Orville and Wilbur spent hours flying the toy back and forth across the room — until they broke it. Saddened, the boys promised each other that someday they would fly in the air, just like their toy.
As the boys grew up, they continued to develop their interest in flight. Orville sold kites to raise money, while Wilbur studied books about how birds flew. Eventually, they began to develop the idea for the flying machine that would become the airplane.
The Wright brothers had begun to make large kites called "gliders." The gliders rode on air currents but were large enough to carry a person through the air for about 10 seconds before returning to the ground. The brothers were pleased with their invention, but they continued to make improvements to its design.
With the next round of improvements to the gliders, the brothers decided they wanted the pilot — not gravity — to control when it was time to come back to the ground.
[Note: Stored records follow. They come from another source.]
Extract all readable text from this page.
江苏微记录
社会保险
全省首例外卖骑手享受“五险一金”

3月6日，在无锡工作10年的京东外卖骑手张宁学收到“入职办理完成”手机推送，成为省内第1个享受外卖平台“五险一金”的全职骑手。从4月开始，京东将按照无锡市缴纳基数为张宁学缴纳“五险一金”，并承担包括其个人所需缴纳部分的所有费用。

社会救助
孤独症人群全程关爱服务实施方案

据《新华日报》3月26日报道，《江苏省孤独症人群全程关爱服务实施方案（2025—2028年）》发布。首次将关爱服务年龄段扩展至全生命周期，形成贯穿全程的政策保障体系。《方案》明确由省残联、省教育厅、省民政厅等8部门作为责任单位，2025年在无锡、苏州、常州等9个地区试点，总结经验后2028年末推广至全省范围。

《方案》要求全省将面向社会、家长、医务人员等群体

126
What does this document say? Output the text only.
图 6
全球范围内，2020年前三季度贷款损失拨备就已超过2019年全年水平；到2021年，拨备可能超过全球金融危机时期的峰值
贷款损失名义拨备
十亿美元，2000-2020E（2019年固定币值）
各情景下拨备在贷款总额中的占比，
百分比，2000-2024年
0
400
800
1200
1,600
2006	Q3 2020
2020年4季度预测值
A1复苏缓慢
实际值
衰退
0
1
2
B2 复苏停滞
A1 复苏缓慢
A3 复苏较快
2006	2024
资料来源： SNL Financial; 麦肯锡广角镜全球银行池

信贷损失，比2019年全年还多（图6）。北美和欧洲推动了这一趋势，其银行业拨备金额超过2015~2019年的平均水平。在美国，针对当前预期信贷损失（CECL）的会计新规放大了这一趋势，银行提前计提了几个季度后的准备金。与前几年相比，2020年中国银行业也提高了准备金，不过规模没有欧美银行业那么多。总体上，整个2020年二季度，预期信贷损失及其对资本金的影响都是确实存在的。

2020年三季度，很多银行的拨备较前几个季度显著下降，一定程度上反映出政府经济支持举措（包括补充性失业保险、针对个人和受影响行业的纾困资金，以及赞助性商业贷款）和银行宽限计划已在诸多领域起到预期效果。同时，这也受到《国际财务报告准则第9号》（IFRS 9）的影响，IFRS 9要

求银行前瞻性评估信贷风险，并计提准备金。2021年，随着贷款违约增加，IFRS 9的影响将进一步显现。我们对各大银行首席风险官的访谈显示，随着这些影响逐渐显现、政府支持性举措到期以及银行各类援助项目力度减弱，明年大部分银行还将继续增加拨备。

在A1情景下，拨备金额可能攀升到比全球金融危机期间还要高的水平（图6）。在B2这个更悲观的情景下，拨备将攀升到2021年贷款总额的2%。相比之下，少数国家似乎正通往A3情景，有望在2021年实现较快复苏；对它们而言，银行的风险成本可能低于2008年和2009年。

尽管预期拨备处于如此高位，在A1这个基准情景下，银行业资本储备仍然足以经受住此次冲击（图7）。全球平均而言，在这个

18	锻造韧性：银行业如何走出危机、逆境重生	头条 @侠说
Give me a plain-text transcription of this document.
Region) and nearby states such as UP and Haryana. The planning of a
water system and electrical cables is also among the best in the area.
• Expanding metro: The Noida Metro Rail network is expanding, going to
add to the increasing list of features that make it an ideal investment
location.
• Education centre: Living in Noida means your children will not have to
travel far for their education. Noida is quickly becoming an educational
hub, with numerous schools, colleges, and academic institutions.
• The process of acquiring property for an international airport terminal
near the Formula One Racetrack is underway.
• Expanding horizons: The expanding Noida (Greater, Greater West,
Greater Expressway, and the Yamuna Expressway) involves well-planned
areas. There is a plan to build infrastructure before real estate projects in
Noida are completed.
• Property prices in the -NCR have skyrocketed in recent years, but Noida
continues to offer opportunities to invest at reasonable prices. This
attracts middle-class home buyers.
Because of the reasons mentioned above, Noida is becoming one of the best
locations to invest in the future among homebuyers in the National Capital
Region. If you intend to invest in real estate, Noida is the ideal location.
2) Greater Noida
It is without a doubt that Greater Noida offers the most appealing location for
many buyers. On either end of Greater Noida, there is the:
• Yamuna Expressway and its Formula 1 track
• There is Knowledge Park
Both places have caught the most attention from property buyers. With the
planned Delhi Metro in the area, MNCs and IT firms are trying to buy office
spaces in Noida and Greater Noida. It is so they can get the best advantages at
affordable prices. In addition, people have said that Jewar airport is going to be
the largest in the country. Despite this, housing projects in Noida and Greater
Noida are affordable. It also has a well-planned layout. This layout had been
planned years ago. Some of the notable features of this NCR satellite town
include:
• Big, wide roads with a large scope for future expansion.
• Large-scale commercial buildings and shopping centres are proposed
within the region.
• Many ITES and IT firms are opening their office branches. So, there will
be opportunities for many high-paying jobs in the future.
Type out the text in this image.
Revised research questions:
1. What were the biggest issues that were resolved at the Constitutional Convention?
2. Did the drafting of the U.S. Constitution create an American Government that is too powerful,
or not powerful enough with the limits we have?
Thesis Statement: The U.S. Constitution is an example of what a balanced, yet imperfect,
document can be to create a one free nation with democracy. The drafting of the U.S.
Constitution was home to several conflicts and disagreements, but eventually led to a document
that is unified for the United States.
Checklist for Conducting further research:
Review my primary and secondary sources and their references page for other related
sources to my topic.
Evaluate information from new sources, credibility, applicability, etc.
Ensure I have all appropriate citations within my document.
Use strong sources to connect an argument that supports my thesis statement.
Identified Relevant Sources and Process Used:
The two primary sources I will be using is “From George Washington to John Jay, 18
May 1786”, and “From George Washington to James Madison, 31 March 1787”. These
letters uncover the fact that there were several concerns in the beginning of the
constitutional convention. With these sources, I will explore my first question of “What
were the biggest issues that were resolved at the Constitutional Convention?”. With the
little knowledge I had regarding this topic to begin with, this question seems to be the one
They knew the glider would need an engine, but existing engines were much too heavy. The brothers decided to invent a very light engine that would be strong enough to power the glider but not so heavy that it couldn't get off the ground. When the glider was ready, the brothers flipped a coin to see who would be the first to test their new invention.
On December 14, 1903, Wilbur Wright climbed into their airplane in Kitty Hawk, North Carolina. The brothers selected Kitty Hawk as a test location because it had a lot of wind and a sand dune they hoped would catch the plane if something went wrong. Wilbur's first flight was brief and ended in a crash.
When it was time for the second test, it was Orville's turn to get behind the controls of the plane. His flight only lasted 12 seconds.
The brothers flew their plane three times that day. Each flight was slightly longer than the last. Wilbur had the longest — and final — flight of the afternoon. He flew 852 feet over 59 seconds.
Though their flights may not seem like much today, they marked a historical moment. The Wright brothers had invented the airplane.
Today, the National Air Traffic Controllers Association says, on average, there are between 25,000 to 30,000 passenger flights in America each day!